We set up an MC analysis to see whether problems of multicollinearity (high correlation between explanatory variables) go away as the sample size increases. The goal is see how well we are able to retrieve the true value of \(\beta_{1}\) for varying strengths of correlation and sample sizes.

The basic setup of the simulation is as follows:

# the number of runs (simulations)
sim.n <- 1000
# sequence of low to high correlation
Rho <- seq(from = 0, to = .9,length.out=10)
# vector of sample sizes
sample.N <- c(100, 500, 1000, 2000)

We create a container beta.catcher that stores coefficient values for different simulations. The container is a 3-dimensional array where the first dimension is the number of simulations, the second is the sample size, the third is correlation.

# rows = simulations, columns = sample size, layers = correlation
beta.catcher <- array(NA, c(sim.n, 4, 10))

We start simulating. This will take a while because we are iterating through \(sim.n * Rho * sample.N\) iterations, i.e. \(40,000\) iterations. Each time we regress \(y\) on our covariates.

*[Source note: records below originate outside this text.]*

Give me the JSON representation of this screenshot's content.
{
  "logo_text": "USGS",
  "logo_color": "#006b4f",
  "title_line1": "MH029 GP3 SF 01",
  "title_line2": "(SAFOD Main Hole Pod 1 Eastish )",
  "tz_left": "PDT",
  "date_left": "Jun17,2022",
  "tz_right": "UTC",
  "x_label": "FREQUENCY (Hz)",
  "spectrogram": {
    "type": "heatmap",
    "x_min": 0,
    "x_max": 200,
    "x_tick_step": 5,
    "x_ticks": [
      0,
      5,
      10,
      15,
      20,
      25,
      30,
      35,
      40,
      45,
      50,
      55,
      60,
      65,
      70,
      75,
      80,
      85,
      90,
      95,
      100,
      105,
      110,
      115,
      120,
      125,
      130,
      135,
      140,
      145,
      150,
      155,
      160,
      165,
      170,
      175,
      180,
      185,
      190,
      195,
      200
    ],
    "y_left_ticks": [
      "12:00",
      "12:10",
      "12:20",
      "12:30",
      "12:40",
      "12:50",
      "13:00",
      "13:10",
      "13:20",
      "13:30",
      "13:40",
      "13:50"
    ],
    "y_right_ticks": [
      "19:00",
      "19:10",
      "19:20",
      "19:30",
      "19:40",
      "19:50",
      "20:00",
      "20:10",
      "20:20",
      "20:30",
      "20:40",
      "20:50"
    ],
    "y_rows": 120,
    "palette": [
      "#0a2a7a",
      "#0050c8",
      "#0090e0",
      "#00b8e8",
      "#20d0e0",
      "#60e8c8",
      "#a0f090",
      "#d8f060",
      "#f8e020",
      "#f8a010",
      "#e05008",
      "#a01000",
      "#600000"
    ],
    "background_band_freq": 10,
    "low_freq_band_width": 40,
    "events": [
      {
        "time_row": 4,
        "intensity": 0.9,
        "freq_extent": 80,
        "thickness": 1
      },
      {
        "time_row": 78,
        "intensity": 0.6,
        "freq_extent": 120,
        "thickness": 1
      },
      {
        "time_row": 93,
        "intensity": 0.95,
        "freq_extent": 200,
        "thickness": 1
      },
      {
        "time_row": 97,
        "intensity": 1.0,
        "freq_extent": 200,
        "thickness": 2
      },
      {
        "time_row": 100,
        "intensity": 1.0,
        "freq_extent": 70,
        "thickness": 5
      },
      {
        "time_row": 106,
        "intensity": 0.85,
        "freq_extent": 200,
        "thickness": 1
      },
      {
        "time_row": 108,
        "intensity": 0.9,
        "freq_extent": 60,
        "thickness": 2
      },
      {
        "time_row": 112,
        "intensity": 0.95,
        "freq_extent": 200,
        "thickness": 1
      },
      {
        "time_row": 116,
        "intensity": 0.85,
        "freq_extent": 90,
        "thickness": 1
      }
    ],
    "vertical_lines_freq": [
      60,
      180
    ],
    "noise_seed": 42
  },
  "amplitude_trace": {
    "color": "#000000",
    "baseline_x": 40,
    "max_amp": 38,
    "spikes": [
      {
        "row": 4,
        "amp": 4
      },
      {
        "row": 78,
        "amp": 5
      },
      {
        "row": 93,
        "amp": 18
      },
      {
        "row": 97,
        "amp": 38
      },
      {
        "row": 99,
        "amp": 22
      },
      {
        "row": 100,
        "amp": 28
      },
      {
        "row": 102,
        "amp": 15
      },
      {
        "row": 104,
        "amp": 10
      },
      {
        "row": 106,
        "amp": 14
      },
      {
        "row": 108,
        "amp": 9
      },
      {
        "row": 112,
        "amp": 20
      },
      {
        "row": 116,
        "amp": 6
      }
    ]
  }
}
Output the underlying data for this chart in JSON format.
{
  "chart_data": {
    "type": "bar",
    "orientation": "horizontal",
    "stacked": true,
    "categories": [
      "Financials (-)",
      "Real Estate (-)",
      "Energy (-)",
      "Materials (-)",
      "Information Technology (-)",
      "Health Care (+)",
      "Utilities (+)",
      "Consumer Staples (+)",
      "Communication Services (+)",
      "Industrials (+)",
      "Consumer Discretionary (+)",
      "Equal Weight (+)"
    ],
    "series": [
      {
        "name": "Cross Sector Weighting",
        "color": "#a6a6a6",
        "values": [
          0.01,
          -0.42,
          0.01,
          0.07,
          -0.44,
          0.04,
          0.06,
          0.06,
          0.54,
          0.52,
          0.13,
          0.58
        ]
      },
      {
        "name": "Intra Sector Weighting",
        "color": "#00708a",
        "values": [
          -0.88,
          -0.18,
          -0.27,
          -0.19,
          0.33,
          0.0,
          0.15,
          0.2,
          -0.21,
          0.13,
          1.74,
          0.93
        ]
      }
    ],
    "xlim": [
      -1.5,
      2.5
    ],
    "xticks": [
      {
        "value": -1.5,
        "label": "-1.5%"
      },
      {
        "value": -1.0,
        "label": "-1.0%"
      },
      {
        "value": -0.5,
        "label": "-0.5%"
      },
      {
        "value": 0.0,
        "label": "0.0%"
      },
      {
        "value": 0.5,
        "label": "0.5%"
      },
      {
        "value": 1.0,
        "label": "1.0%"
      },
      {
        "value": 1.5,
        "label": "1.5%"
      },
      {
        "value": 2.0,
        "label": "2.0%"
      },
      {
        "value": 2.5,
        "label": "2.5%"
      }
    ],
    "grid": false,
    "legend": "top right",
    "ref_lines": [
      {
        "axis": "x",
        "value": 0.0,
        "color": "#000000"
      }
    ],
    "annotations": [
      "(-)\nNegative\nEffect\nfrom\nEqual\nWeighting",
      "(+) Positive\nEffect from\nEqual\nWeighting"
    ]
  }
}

# loop over the correlations
for (i in 1:length(Rho)){
  
  # loop over sample sizes
  for (j in 1:4){
    
    # loop over the random draws (number of simulations)
    for (k in 1:sim.n){
      
      # current correlation
      rho <- Rho[i]
      # current sample size
      sample.n <- sample.N[j] 
      # variance covariance matrix current corr on off-diagonal
      varL <- matrix(c (1,rho,rho,1) , nrow = 2, ncol = 2)
      # random draw of covariates as many as sample size
      XX <- MASS::mvrnorm(sample.n, rep(0,2), varL) 
      # random noise
      e <- rnorm(sample.n)
      # the true data generation process b1 = 1; b2 = 1
      y <- XX  %*% c(1,1) + e
      # we regress the true y on the covariates and extract beta 1
      beta.catcher[k,j,i] <- coef(lm(y~XX))[2]  
      
      } # end of loop over number of sims
    } # end of loop over sample sizes
  } # end of loop over correlations

You can have a look at the container by calling it with beta.catcher. We remind ourselves of the dimensions with:

dim(beta.catcher)
## [1] 1000    4   10

We take the MSE of each coefficient estimate in the container. This is an element-wise operation so the resulting object error.sq has the same dimensions as the container.

error.sq <- (beta.catcher-1)^2 

We average over the simulations by taking the column means. This returns a matrix where the rows are now the different sample sizes (previously in the columns) and the columns are the correlations (previously in the layers). The matrix mse.beta, thus, has 4 rows and 10 columns.

mse.beta1 <- colMeans(error.sq) 

To show the effect of multicollinearity for increasing levels of correlation and for increasing sample sizes, we plot correlation on the x-axis and the MSE on the y-axis in four plots where sample size increases by plot.

par(mfrow=c(1,4))
plot(c(0:9)/10,mse.beta1[1,], xlab="correlation", ylab="Mean Squared Error", type="o", pch=19, bty="n", main="N=100", ylim=c(0,.2))
plot(c(0:9)/10,mse.beta1[2,], xlab="correlation", ylab="Mean Squared Error", type="o", pch=19, bty="n", main="N=500", ylim=c(0,.2))
plot(c(0:9)/10,mse.beta1[3,], xlab="correlation", ylab="Mean Squared Error", type="o", pch=19, bty="n", main="N=1000", ylim=c(0,.2))
plot(c(0:9)/10,mse.beta1[4,], xlab="correlation", ylab="Mean Squared Error", type="o", pch=19, bty="n", main="N=2000", ylim=c(0,.2))

error.abs <- abs(beta.catcher-1)
mae.beta1 <- colMeans(error.abs)

par(mfrow=c(1,4))
plot(c(0:9)/10,mae.beta1[1,], xlab="correlation", ylab="Means Absolute Error", type="o", pch=19, bty="n", main="N=100", ylim=c(0,.2))
plot(c(0:9)/10,mae.beta1[2,], xlab="correlation", ylab="Means Absolute Error", type="o", pch=19, bty="n", main="N=500", ylim=c(0,.2))
plot(c(0:9)/10,mae.beta1[3,], xlab="correlation", ylab="Means Absolute Error", type="o", pch=19, bty="n", main="N=1000", ylim=c(0,.2))
plot(c(0:9)/10,mae.beta1[4,], xlab="correlation", ylab="Means Absolute Error", type="o", pch=19, bty="n", main="N=2000", ylim=c(0,.2))

The two take-aways are that (1) with increasing sample size the problem of multicollinearity decreases substantially and (2) bias increases exponentially with increasing levels of correlation.